Szeroko zakrojoną walkę z internetowymi wyłudzeniami tego typu prowadzą eksperci z CERT, którzy we współpracy z operatorami telekomunikacyjnymi opracowują listę podejrzanych i niebezpiecznych witryn. Celem akcji ma być stworzenie dynamicznie uzupełnianej listy domen zawierających złośliwe treści bądź służących do wyłudzania poufnych informacji.
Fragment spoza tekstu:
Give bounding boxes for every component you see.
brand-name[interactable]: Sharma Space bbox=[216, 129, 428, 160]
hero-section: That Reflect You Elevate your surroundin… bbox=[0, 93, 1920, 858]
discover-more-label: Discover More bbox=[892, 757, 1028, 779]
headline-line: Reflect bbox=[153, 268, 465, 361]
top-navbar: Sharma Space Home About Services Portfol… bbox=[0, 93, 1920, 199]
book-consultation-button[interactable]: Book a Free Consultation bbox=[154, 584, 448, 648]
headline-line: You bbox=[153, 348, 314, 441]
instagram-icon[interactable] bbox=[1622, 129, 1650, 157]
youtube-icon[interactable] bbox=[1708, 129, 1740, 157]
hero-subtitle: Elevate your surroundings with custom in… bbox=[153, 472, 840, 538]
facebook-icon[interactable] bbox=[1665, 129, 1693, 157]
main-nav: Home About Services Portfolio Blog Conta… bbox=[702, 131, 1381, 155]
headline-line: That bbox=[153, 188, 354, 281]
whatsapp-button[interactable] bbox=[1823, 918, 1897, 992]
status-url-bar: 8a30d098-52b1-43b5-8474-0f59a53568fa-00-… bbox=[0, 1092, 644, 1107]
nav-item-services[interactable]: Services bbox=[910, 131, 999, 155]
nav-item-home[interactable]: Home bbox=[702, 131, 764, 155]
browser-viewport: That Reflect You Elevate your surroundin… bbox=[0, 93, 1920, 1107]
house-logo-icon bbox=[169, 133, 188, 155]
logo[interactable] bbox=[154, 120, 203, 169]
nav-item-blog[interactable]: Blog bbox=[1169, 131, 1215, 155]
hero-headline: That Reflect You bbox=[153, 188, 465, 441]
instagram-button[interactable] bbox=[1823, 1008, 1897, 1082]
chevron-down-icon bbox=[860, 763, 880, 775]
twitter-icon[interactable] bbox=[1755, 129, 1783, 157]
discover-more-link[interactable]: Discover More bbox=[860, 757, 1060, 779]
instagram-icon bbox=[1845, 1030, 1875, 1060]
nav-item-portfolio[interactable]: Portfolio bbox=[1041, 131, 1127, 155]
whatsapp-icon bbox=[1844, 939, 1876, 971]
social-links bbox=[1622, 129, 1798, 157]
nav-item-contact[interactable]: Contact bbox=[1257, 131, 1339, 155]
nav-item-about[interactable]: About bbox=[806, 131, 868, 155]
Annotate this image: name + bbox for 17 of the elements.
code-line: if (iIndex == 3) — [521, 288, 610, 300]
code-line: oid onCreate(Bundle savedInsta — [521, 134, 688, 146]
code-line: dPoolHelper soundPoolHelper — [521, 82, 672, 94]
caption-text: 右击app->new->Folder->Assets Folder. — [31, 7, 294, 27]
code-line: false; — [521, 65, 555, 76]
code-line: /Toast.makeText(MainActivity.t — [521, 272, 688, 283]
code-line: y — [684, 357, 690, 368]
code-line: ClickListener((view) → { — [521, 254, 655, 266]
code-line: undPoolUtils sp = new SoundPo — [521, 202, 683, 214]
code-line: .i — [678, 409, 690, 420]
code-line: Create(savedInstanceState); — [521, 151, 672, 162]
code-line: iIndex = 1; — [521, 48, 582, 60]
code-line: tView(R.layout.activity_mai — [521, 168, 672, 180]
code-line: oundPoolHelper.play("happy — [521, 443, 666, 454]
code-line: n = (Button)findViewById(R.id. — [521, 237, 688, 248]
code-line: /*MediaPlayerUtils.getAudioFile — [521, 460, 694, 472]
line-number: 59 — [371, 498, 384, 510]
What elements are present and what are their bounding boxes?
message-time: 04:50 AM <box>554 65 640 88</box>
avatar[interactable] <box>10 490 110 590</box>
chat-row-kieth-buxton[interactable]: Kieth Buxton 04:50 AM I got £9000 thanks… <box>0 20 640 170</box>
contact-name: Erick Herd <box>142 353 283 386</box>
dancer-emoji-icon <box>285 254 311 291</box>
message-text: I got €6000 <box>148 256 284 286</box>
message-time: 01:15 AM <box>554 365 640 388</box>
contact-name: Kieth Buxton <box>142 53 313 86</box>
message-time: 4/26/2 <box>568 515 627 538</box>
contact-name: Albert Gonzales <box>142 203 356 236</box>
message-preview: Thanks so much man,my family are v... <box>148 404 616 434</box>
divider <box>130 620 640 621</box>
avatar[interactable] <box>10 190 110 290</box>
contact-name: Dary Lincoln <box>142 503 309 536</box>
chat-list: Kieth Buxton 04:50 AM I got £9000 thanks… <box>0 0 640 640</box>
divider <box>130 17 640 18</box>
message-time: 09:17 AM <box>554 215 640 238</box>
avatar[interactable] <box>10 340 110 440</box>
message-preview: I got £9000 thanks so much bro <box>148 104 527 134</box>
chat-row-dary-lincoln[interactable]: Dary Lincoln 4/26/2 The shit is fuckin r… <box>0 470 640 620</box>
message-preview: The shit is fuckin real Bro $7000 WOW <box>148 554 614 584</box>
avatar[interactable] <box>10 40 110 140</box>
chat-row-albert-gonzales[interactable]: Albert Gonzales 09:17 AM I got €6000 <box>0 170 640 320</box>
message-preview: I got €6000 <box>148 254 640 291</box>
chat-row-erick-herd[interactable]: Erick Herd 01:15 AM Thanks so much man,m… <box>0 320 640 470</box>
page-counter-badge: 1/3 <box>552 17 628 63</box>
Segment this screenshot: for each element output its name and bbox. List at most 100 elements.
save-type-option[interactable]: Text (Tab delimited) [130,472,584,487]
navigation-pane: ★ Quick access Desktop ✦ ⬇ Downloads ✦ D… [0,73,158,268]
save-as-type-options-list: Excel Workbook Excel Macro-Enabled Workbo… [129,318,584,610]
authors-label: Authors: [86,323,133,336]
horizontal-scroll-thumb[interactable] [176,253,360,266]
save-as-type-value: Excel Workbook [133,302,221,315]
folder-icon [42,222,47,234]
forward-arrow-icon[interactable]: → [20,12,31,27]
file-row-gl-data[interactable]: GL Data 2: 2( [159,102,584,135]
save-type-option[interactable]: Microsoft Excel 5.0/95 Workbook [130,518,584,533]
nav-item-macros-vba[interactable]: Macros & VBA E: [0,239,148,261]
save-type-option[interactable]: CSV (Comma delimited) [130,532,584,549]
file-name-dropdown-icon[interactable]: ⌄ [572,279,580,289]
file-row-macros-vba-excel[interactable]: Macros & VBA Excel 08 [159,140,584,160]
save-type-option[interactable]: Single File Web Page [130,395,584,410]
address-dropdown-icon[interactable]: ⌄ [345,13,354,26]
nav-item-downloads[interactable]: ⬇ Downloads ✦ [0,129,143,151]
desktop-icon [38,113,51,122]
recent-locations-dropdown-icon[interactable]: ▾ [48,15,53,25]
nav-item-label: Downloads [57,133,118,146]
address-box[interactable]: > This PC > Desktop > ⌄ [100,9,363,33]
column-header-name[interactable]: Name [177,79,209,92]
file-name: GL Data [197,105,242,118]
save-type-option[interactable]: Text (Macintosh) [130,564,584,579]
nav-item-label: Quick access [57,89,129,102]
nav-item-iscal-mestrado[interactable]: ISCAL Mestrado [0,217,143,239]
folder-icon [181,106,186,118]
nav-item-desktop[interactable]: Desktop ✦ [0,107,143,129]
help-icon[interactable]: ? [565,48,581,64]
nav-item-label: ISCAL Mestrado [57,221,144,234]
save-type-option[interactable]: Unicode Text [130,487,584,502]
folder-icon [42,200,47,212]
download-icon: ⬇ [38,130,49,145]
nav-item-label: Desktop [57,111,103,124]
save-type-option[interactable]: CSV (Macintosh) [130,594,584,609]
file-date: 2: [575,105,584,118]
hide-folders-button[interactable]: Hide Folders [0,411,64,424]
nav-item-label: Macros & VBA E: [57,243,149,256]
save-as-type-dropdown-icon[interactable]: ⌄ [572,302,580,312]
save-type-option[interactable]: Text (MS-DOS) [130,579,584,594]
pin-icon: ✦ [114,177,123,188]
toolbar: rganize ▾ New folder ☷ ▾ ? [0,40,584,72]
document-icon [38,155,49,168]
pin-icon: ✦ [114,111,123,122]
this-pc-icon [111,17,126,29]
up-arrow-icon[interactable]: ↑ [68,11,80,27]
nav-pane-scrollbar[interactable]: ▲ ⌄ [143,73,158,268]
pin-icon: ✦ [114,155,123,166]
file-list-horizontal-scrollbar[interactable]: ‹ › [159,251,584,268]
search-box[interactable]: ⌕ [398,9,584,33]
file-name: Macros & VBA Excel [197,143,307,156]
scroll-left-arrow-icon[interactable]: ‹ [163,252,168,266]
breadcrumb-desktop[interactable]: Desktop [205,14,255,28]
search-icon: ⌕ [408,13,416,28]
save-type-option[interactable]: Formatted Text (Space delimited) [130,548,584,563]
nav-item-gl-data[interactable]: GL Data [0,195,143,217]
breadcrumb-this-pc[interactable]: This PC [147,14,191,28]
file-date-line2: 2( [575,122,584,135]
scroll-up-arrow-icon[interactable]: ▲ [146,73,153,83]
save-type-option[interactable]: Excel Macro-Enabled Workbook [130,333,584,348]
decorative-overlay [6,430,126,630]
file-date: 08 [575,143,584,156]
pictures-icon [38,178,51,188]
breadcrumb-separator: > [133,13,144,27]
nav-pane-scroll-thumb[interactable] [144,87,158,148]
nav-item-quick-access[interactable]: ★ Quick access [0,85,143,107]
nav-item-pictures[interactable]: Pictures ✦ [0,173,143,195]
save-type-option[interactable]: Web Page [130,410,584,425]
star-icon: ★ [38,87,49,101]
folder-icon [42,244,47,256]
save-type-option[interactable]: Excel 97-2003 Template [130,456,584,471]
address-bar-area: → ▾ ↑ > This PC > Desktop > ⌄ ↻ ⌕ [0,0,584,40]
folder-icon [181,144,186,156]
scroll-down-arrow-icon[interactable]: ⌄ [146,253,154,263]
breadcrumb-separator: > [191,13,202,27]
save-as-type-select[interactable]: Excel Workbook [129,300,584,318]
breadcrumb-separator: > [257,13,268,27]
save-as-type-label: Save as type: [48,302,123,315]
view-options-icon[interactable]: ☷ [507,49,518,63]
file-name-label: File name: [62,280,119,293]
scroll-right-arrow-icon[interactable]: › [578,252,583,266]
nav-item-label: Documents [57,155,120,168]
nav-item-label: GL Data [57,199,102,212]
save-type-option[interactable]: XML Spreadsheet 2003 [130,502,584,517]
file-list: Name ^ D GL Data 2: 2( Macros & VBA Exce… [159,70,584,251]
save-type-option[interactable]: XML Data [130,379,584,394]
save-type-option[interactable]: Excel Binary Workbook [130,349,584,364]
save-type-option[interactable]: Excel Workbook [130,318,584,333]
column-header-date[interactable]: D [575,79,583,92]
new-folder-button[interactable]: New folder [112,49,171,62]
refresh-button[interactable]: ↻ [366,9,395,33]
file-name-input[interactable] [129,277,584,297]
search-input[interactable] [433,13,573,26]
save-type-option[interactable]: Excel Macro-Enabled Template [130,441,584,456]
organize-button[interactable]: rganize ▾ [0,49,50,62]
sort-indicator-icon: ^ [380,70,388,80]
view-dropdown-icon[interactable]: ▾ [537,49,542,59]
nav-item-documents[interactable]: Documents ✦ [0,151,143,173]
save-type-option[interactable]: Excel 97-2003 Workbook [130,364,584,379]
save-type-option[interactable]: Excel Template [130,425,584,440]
Każda ze zgłaszanych witryn poddawana jest ręcznej weryfikacji, zanim zostanie zablokowana, a operatorzy Orange, Polkomtelu, P4 i T-Mobile używają jej do automatycznego blokowania podejrzanych stron.
Według analityków z firmy Grand View Research wartość globalnego rynku cyberbezpieczeństwa w 2018 roku wyniosła 116,5 mld dol. Przewiduje się, że do 2025 roku wzrośnie ona do ponad 241 mld dol. przy średniorocznym tempie wzrostu na poziomie 11 proc.